Andrew Jorgensen
It's better than bad, it's good!

False Steps with OpenPGP on YubiKey

I recently started using a GPG key on my YubiKey 5 NFC as my SSH key for personal stuff. I generated the key on a PC so that I'd be able to restore it to another key some day, but I regularly use my older YubiKey NEO as well and I hadn't bothered to restore the key to it. It didn't go well, but I worked it out, so blog.

Something was configured weird. I'd experimented with other smartcard certificates, hoping to get to where I could use SSH with generic smartcard support instead of using a gpg-agent pretending to be an ssh-agent. I must have messed up along the way.

Resetting the OpenPGP Applet

This is supposed to be as easy as ykman openpgp reset (from YubiKey Manager) and it probably is if you have a build of YubiKey Manager supports command-line usage. The AppImage build for Linux does not support this - even if you rob it of its DISPLAY variable it just errors out because it can't find the display. I ended up using Windows to run ykman.exe openpgp reset instead, though I worked out later that I could have installed yubikey-manager on my Fedora system.

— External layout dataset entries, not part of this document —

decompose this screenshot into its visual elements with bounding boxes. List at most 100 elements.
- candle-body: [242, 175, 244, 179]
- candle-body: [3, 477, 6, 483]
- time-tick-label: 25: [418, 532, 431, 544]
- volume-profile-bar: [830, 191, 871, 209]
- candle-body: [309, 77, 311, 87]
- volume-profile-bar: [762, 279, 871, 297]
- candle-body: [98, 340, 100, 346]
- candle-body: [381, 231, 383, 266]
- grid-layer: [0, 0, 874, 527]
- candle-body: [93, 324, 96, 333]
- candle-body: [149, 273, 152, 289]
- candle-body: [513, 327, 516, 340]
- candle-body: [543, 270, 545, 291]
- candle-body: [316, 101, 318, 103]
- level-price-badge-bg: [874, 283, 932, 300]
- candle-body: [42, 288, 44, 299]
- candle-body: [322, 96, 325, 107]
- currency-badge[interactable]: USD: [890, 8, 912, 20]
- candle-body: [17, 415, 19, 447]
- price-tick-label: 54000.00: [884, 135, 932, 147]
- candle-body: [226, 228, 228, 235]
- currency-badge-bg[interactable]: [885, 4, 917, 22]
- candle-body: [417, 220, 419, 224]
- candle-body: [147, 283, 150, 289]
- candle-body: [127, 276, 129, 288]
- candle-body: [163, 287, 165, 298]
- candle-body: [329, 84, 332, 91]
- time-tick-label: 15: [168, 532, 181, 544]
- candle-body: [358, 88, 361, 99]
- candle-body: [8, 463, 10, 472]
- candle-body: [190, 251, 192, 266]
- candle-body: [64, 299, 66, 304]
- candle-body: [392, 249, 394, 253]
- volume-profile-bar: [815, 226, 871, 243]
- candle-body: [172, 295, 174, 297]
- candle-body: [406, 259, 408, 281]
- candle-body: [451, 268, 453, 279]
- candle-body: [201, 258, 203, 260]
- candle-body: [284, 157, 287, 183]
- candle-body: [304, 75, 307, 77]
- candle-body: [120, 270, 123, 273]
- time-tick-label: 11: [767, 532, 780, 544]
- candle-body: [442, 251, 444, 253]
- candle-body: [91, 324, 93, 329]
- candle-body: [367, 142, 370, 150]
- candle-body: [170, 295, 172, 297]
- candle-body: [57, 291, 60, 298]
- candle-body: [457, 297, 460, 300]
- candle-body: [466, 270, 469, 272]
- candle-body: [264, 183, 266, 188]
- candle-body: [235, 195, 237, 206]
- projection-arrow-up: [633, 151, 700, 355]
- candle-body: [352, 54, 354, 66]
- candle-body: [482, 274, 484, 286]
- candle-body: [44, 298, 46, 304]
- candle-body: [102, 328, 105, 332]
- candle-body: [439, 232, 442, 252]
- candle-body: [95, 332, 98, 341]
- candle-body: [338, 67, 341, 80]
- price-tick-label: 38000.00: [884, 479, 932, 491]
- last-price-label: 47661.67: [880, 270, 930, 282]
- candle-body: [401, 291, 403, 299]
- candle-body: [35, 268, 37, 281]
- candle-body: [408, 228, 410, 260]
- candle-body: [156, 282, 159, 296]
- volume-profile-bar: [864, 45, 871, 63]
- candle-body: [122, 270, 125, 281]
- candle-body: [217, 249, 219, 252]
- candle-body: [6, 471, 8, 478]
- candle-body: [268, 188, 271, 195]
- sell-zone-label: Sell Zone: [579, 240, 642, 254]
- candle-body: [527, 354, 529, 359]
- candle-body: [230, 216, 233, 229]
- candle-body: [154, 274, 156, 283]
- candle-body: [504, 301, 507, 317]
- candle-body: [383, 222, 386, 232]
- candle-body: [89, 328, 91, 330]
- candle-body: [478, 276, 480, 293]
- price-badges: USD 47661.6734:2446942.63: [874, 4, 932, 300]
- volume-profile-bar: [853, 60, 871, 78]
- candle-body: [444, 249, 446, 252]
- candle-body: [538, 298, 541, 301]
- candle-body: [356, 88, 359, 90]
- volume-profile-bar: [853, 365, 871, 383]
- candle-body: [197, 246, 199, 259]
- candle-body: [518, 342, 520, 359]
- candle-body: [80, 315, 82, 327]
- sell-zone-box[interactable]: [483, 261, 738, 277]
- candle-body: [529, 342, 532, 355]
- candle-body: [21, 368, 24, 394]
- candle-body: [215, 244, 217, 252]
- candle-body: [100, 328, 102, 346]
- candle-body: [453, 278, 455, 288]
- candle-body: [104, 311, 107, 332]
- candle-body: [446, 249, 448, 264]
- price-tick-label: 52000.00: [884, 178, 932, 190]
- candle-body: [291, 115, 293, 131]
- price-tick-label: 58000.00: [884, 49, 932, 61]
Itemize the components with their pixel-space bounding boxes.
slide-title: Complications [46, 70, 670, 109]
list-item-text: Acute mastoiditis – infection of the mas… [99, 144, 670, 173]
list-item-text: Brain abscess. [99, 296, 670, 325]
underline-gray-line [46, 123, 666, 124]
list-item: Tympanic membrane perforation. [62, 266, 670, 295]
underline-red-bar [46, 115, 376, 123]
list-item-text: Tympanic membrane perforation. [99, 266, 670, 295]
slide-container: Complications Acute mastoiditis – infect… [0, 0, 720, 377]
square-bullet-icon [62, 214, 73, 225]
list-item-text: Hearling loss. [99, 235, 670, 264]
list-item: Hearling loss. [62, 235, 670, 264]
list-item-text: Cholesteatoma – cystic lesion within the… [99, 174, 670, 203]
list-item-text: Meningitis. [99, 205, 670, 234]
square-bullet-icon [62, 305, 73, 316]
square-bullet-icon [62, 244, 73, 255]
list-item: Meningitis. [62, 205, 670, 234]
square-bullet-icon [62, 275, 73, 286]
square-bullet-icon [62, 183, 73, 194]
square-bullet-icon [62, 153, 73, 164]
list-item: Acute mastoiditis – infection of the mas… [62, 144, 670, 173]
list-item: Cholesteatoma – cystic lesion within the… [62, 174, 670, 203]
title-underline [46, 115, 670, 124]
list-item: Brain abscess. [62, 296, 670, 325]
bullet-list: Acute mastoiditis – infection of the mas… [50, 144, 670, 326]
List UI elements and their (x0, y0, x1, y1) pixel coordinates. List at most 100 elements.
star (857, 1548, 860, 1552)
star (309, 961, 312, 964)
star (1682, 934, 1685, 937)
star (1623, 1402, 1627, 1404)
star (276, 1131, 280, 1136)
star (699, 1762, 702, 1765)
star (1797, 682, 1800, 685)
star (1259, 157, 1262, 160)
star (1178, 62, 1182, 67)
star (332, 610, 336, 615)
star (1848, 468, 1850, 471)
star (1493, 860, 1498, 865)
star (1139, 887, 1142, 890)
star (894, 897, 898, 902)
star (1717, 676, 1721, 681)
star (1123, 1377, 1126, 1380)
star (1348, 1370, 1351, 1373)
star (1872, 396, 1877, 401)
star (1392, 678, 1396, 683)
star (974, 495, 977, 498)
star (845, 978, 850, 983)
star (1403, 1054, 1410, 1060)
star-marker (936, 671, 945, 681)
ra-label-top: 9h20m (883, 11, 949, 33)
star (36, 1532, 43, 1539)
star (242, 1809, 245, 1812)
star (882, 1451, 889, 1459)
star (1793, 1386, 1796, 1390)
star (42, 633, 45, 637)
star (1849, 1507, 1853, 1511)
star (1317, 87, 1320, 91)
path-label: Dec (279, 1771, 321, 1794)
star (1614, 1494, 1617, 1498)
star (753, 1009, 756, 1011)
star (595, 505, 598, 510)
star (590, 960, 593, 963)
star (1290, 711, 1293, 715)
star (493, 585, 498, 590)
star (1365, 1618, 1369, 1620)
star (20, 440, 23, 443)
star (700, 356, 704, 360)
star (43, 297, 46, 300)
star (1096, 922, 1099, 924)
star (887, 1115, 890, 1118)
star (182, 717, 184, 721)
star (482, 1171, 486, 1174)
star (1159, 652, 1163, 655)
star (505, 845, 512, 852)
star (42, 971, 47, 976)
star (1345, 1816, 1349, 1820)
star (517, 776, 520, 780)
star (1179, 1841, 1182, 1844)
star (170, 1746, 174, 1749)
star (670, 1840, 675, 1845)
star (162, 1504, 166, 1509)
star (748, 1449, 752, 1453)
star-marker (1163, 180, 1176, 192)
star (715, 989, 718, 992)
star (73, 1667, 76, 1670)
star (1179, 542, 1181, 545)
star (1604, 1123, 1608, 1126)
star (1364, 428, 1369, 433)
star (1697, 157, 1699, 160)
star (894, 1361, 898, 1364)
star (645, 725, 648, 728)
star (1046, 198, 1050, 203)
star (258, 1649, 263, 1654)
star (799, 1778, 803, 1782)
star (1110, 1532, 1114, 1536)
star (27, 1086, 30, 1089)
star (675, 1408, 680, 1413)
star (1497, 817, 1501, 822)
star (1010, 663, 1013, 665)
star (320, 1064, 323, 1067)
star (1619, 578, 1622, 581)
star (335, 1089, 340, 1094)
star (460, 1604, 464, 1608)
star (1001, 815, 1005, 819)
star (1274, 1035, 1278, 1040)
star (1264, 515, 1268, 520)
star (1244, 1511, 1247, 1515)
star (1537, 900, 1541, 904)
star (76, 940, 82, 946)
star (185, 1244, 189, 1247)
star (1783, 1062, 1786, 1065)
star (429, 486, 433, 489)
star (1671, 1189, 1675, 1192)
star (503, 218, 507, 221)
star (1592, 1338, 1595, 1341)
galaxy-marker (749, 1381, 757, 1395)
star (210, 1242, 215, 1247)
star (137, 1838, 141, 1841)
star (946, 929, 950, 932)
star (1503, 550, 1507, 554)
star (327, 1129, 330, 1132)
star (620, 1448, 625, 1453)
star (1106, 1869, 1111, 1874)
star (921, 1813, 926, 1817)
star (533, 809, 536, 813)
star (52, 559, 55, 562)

Along the way I hit other speedbumps. I thought I needed to reset it another way because ykman wasn't going to work. I thought I needed the older ykpers to work, but smartcard configuration hadn't been the only thing I messed with. Everyone who uses a YubiKey has been embarassed by typing the OTP into a chat window. I don't use the OTP feature so I disable it on my personal keys. But a older YubiKey tools won't talk to the NEO unless OTP is enabled, so I turned that back on using YubiKey Manager. Once it was on, other tools like ykinfo would talk to it again but GPG couldn't talk to it anymore. This turned out to be a distraction anyway.

ykman openpgp reset

Restoring the Key

Obviously if you didn't export a backup of the private key you're out of luck. Your backup should be encrypted with a passphrase, so hopefully you kept that passphrase somewhere.

First you've got to add the private key to your GPG keyring.

gpg --import <backup>.asc

At this point you can follow the instructions at developers.yubico.com to move the key onto the YubiKey. This is where I had run into trouble when I tried before resetting.